Bit Peek for Visual Studio Code
Bit Peek can display the binary and other forms (hexadecimal, octal, ASCII) of numbers at mouse cursor in a very easy to read format. Extension is available on the Marketplace.
Features
By default, Bit Peek will show bits in an unique "register friendly" mode: all the 0 s will be displayed as . , so you can identify the 1 s at a glance.
Both the bit representation and numbering style are customizable:
bit-peek.registerView can switch the 0 style between register friendly and ordinary mode.
bit-peek.msb0 can switch the bit numbering between LSB0 (default) and MSB0 (Motorola style).

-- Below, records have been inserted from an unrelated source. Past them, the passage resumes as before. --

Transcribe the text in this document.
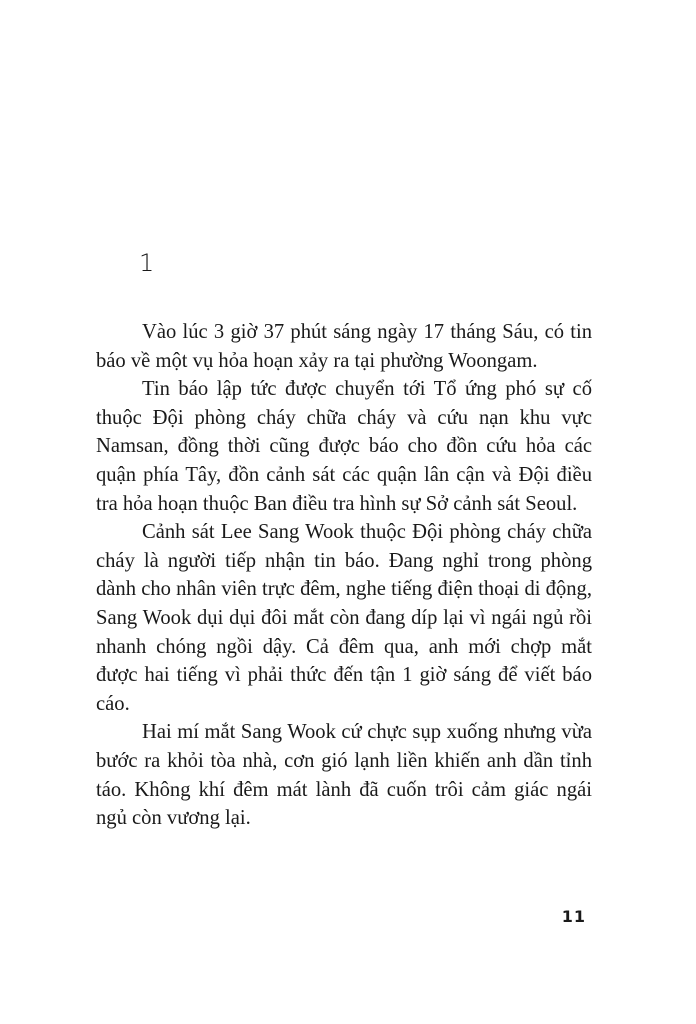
1

Vào lúc 3 giờ 37 phút sáng ngày 17 tháng Sáu, có tin báo về một vụ hỏa hoạn xảy ra tại phường Woongam.

Tin báo lập tức được chuyển tới Tổ ứng phó sự cố thuộc Đội phòng cháy chữa cháy và cứu nạn khu vực Namsan, đồng thời cũng được báo cho đồn cứu hỏa các quận phía Tây, đồn cảnh sát các quận lân cận và Đội điều tra hỏa hoạn thuộc Ban điều tra hình sự Sở cảnh sát Seoul.

Cảnh sát Lee Sang Wook thuộc Đội phòng cháy chữa cháy là người tiếp nhận tin báo. Đang nghỉ trong phòng dành cho nhân viên trực đêm, nghe tiếng điện thoại di động, Sang Wook dụi dụi đôi mắt còn đang díp lại vì ngái ngủ rồi nhanh chóng ngồi dậy. Cả đêm qua, anh mới chợp mắt được hai tiếng vì phải thức đến tận 1 giờ sáng để viết báo cáo.

Hai mí mắt Sang Wook cứ chực sụp xuống nhưng vừa bước ra khỏi tòa nhà, cơn gió lạnh liền khiến anh dần tỉnh táo. Không khí đêm mát lành đã cuốn trôi cảm giác ngái ngủ còn vương lại.

11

Bit Peek will try to identify the base of numbers automatically. But if you are analyzing memory dumps, try Bit Peek: Toggle force HEX mode command to enforce parsing as hexadecimals:
For octal numbers, Bit Peek will interpret the bits as UNIX file permission when possible:
Name |
Example |
C/C++ |
Hex: 0x1234 , 0x1234U Oct: 0777 Dec: 1234 , 1234UL |
JavaScript |
Number: same as C/C++ BigInt: 0x1234n , 0o777n , 0b1010n , 1234n |
CSS |
#RGB: #AABBCC |
NASM |
Hex: 0x1234 , 0h1234 , 1234h Oct: 0o777 , 777o Bin: 0b1010 , 1010b , 0b1100_1000 Dec: 0d1234 , 1234d , 1234 |
Verilog |
Hex: h1234 , sh1234 Oct: o777 , so777 Bin: b1010 , sb1010 , b0100_0000_0000 Dec: 1234 , d1234 , sd1234 , 25_000_000 |
Limitations
- For the decimal numbers without base prefix and postfix, it must not begin with
0 , or it will be recognized as octal (C/C++ rule).
- In some languages (C/C++/JavaScript...), the sign of decimal numbers cannot be fetched due to the limitation of Visual Studio Code, so it cannot recognize negative numbers in such case.